Dass mit der (sich in einer Szene arg selbstzweckhaft oben ohne zeigenden) Journalistin etwas nicht so ganz stimmt und ihre Aussagen mit Vorsicht zu genießen sind, bestätigt die immer mehr zum Psychogramm werdende Handlung, riecht man der steifen Nordseebrise zum Trotz aber bereits zehn Meter gegen den Wind. Insofern ist es womöglich nicht die klügste Entscheidung gewesen, dramaturgisch auf ein Whodunit? zu setzen, zumal das arg gedrosselte Erzähltempo ohnehin lieber die Landschaftsaufnahmen auskostet als mal in die Vollen zu gehen.

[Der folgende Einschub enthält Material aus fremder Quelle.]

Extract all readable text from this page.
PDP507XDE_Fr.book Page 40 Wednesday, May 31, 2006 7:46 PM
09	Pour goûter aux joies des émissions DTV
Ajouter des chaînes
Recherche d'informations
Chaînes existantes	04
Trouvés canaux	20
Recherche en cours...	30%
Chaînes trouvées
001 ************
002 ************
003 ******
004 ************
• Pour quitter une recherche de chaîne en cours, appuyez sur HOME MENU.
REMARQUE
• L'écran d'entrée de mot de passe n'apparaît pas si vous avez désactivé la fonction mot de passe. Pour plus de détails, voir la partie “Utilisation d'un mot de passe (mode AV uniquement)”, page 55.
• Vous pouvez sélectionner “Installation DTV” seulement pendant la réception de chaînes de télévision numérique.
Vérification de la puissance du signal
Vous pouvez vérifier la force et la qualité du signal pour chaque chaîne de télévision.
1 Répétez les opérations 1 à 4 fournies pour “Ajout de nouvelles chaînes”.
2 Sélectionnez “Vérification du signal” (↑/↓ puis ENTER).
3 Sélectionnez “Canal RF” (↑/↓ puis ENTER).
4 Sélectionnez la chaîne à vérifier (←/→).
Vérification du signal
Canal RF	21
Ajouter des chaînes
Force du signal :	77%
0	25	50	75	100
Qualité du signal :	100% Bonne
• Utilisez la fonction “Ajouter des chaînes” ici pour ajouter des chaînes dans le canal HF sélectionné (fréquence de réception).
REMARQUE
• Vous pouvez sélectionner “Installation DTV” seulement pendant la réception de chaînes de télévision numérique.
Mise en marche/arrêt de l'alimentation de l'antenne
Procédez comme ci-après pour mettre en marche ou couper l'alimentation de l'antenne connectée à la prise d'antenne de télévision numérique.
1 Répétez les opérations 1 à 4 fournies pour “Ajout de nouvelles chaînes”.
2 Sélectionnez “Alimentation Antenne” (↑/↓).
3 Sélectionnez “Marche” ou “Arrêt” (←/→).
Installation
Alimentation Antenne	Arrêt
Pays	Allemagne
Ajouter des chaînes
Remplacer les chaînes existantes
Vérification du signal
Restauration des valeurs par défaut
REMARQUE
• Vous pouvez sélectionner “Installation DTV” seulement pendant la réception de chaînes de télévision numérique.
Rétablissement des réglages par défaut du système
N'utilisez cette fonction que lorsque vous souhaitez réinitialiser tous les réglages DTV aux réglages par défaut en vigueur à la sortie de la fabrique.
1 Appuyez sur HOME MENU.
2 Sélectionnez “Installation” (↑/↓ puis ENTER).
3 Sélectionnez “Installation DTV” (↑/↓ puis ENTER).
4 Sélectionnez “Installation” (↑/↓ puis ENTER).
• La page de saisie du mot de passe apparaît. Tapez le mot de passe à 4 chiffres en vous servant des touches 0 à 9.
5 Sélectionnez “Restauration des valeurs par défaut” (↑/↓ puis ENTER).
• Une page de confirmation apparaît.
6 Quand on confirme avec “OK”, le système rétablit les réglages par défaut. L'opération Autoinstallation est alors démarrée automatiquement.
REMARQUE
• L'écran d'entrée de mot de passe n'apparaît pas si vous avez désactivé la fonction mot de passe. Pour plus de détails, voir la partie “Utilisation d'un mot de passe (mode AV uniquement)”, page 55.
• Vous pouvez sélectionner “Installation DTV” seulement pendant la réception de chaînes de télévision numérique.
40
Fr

Dramaturgisch kommt dieser „Tatort“ außer zu Beginn und im Finale leider nie aus dem Quark. Der Aufhänger um die Gentrifizierung der Insel verkommt schnell zum reinen Beiwerk, das zu stören beginnt, wenn die Handlung es trotzdem immer wieder aufgreift. Im Dreiecksbeziehungsgeflecht der Figuren Falke, Grosz und Imke bleibt vieles unausgesprochen, was seinen Reiz hat, diesen unfokussiert erscheinenden „Tatort“ aber auch nicht über die Zeit rettet.

Das Finale hätte die Chance für nervenaufreibende Spannung und spektakuläre Rettungseinsatzszenen geboten, beschränkt seine Expressivität jedoch auf die letzten Interaktionen der beiden Hauptfiguren miteinander und lässt den Rest außerhalb des Bilds bzw. innerhalb eines Zeitsprungs geschehen. Ob es dem eigentlich so gewichtigen Thema der Gentrifizierung angemessen ist, damit verbundene unlautere Vorgänge als Hirngespinste einer durchgeknallten Frau darzustellen, die – natürlich – optisch an alternative Milieus erinnert, sei einmal dahingestellt. Böses unterstellen möchte ich an dieser Stelle indes nicht, wenngleich es mitunter verdächtig nach Diskreditierung eines bestimmten Menschenschlags riecht und die psychologischen Erklärungsversuche halbherzig bleiben. Fazit: Tolle Bilder von Insel und Meer, Spitzenmusik und ein gut aufgelegtes Ensemble auf der Habenseite – die jedoch unter einer schwachen Handlung und einer Inszenierung, die dramaturgisch einem Schlag ins Wasser gleicht, leidet.